Economic Downturn and the Opportunity it Presents


Written on 10/30/2008 07:19:00 pm by sikapitan

Despite what our Government is trying to portray, Malaysia is not immune from the global financial crisis. This is evident by the battering our KLSE has taken since the turn of this month. However, I believe there is some truth in the statement that Malaysia will be relatively stable economically.

Again, just take a look at the stock market. Despite reaching lows not seen in years, you don’t see en masse retrenchment or excessive decline in consumer spending. Heck, every day at KLCC I see people trying out goods like there’s no tomorrow.

Unlike the last big drop in the mid-90s, where scores of individuals turn bankrupt, this time most Malaysians are not actively and directly involved in the stock market. Retail investors (meaning you and me) make up only a small percentage of holdings in our equity market.

Strict lending rules imposed by the banks have also restricted individuals from excessively borrowing money to finance stock purchases. Therefore, the losses in the stock market, in general, will not impact individuals like you and me directly.

Another plus factor is our own conservatism in relation to our savings. Malaysians in general tend to be conservatives and keep the majority of their money in fixed-deposit or open-ended government trust fund (eg. ASB). The more adventurous would venture into mutual funds, and even then I see reluctance to throw away their savings.

At this moment, most of us are suffering from paper losses with regards to Mutual Funds. But as the investment horizon clearly states between 3-5 years, perhaps we shouldn’t be unduly worried.

The last form of savings/investment for most Malaysians is Real Estate Investment. This is becoming increasingly popular as historically here in Malaysia, Real Estate is almost equivalent to capital guaranteed fixed deposit. At the very least, you’ll lose a few thousand from your purchase price. Not too bad considering the potential yearly yield of 7 – 10% or capital appreciation of 20% - 40% from purchase price.

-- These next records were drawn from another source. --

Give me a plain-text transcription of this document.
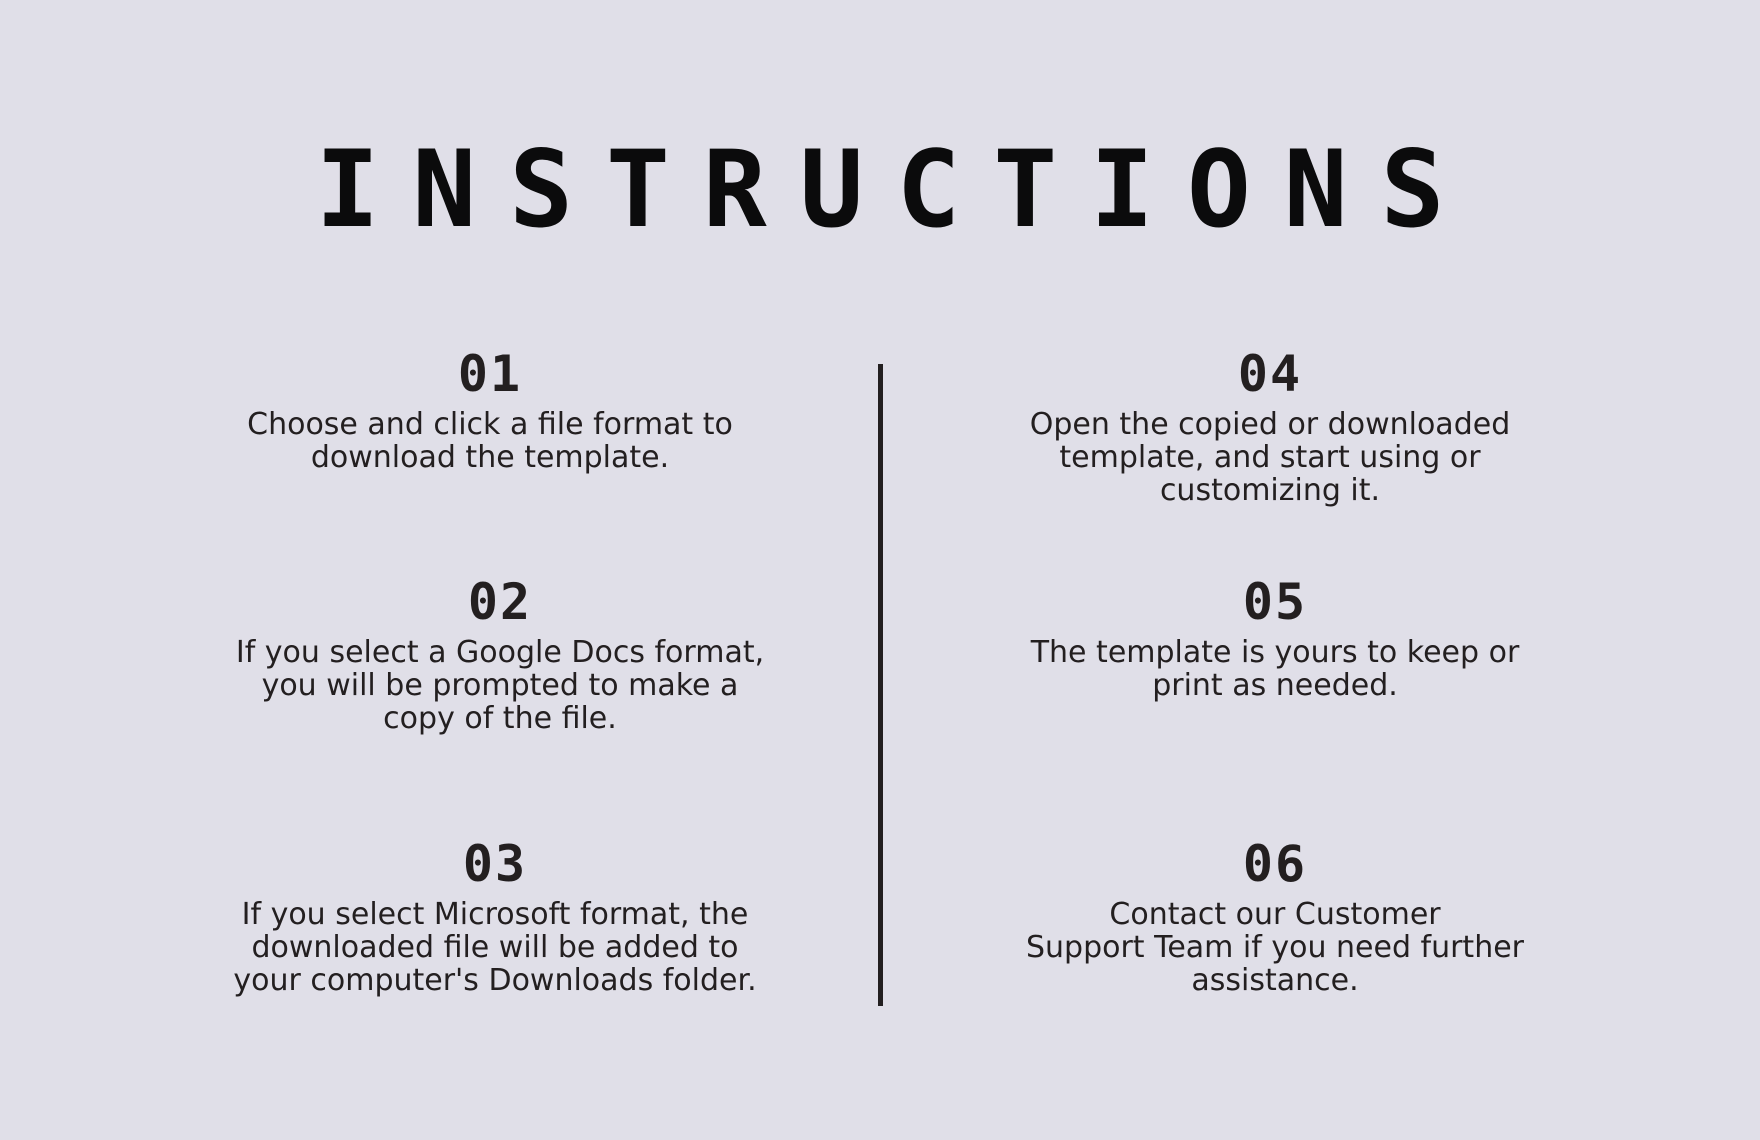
INSTRUCTIONS
01
Choose and click a file format to
download the template.
02
If you select a Google Docs format,
you will be prompted to make a
copy of the file.
03
If you select Microsoft format, the
downloaded file will be added to
your computer's Downloads folder.
04
Open the copied or downloaded
template, and start using or
customizing it.
05
The template is yours to keep or
print as needed.
06
Contact our Customer
Support Team if you need further
assistance.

This is especially true if the property is purchased from reputable developers.

However, as I’ve been surveying some properties, I noticed that sometimes there are a lot of investors as opposed to actual purchasers. This means that properties are being picked up at inflated prices based on inaccurate demand. The demand from investors does not necessarily correspond to demand from people who actually want to live there.

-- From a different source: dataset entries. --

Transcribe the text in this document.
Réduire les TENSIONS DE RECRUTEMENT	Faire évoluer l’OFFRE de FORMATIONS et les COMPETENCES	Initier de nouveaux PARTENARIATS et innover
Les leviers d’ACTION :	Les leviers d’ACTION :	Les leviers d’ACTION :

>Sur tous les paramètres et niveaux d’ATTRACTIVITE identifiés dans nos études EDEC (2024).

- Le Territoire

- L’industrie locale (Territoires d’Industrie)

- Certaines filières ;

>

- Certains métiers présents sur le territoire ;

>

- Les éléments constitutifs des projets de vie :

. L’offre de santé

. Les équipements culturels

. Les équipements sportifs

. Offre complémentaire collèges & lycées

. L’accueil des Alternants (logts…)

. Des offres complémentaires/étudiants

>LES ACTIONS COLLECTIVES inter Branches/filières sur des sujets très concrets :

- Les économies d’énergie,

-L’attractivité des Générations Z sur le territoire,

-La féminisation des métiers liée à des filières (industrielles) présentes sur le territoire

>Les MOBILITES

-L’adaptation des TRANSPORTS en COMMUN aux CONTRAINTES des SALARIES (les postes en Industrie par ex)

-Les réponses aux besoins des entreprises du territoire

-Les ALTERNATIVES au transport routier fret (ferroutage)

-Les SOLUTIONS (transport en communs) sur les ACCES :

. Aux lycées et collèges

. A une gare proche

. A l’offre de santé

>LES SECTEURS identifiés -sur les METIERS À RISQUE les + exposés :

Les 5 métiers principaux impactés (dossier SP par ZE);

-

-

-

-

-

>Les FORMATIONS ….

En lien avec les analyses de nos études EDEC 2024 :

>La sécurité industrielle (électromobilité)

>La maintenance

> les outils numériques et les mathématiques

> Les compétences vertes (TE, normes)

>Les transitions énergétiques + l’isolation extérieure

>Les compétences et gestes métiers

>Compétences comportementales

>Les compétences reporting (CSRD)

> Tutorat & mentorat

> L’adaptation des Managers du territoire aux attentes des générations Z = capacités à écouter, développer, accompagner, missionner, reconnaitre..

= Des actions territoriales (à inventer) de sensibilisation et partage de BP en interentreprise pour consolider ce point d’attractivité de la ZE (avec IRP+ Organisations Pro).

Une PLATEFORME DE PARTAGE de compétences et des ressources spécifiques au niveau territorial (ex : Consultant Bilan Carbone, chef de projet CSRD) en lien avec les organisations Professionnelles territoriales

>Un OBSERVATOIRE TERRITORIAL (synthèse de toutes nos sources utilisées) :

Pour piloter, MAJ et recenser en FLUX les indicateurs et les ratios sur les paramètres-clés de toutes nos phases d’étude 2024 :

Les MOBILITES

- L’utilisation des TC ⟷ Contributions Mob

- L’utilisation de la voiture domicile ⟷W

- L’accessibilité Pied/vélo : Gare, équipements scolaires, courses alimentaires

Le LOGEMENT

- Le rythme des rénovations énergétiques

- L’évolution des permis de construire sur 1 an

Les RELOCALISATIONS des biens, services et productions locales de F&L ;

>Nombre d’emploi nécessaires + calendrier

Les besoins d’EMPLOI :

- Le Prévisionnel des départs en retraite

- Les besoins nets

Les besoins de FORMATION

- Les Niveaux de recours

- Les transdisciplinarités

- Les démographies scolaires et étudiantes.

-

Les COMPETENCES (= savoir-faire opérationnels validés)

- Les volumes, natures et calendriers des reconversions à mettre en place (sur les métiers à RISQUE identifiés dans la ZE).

It’s a chicken and egg situation. The investor would go to the sales gallery, and then realized that units are being snapped up quickly. The investor equates this to demand from purchasers. They will then put in money without realizing that no one wants to stay there upon completion. In fact, even if there were, upon completion, there will be a glut of investors ready to rent out their units, which makes it harder for you to set the price you wanted.

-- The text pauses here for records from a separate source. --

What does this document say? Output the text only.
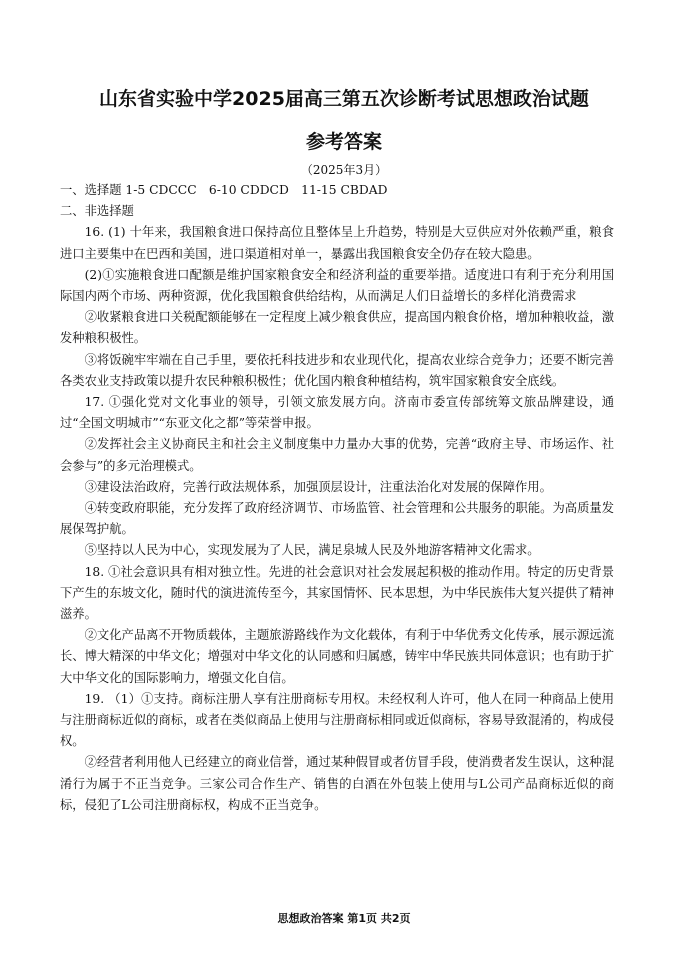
山东省实验中学2025届高三第五次诊断考试思想政治试题
参考答案
（2025年3月）

一、选择题 1-5 CDCCC　6-10 CDDCD　11-15 CBDAD

二、非选择题

16. (1) 十年来，我国粮食进口保持高位且整体呈上升趋势，特别是大豆供应对外依赖严重，粮食进口主要集中在巴西和美国，进口渠道相对单一，暴露出我国粮食安全仍存在较大隐患。

(2)①实施粮食进口配额是维护国家粮食安全和经济利益的重要举措。适度进口有利于充分利用国际国内两个市场、两种资源，优化我国粮食供给结构，从而满足人们日益增长的多样化消费需求

②收紧粮食进口关税配额能够在一定程度上减少粮食供应，提高国内粮食价格，增加种粮收益，激发种粮积极性。

③将饭碗牢牢端在自己手里，要依托科技进步和农业现代化，提高农业综合竞争力；还要不断完善各类农业支持政策以提升农民种粮积极性；优化国内粮食种植结构，筑牢国家粮食安全底线。

17. ①强化党对文化事业的领导，引领文旅发展方向。济南市委宣传部统筹文旅品牌建设，通过“全国文明城市”“东亚文化之都”等荣誉申报。

②发挥社会主义协商民主和社会主义制度集中力量办大事的优势，完善“政府主导、市场运作、社会参与”的多元治理模式。

③建设法治政府，完善行政法规体系，加强顶层设计，注重法治化对发展的保障作用。

④转变政府职能，充分发挥了政府经济调节、市场监管、社会管理和公共服务的职能。为高质量发展保驾护航。

⑤坚持以人民为中心，实现发展为了人民，满足泉城人民及外地游客精神文化需求。

18. ①社会意识具有相对独立性。先进的社会意识对社会发展起积极的推动作用。特定的历史背景下产生的东坡文化，随时代的演进流传至今，其家国情怀、民本思想，为中华民族伟大复兴提供了精神滋养。

②文化产品离不开物质载体，主题旅游路线作为文化载体，有利于中华优秀文化传承，展示源远流长、博大精深的中华文化；增强对中华文化的认同感和归属感，铸牢中华民族共同体意识；也有助于扩大中华文化的国际影响力，增强文化自信。

19. （1）①支持。商标注册人享有注册商标专用权。未经权利人许可，他人在同一种商品上使用与注册商标近似的商标，或者在类似商品上使用与注册商标相同或近似商标，容易导致混淆的，构成侵权。

②经营者利用他人已经建立的商业信誉，通过某种假冒或者仿冒手段，使消费者发生误认，这种混淆行为属于不正当竞争。三家公司合作生产、销售的白酒在外包装上使用与L公司产品商标近似的商标，侵犯了L公司注册商标权，构成不正当竞争。

思想政治答案 第1页 共2页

In any case, I predict that in 3 months time the property market will follow the path of the stock market. Once the stock market bottoms out, and start its recovery upwards, start tracking the property market as it will lag a few months from the stock market. But if there’s no real recession (increase in unemployment, negative growth y-o-y etc.), then perhaps there will only be a slowdown in demand, but it will not adversely impact prices.

Especially as developers are also slowing down with new launches. The shortage in supply will balance out the decrease in demand.

Next year will be a great year for those willing to take risks. Go figure!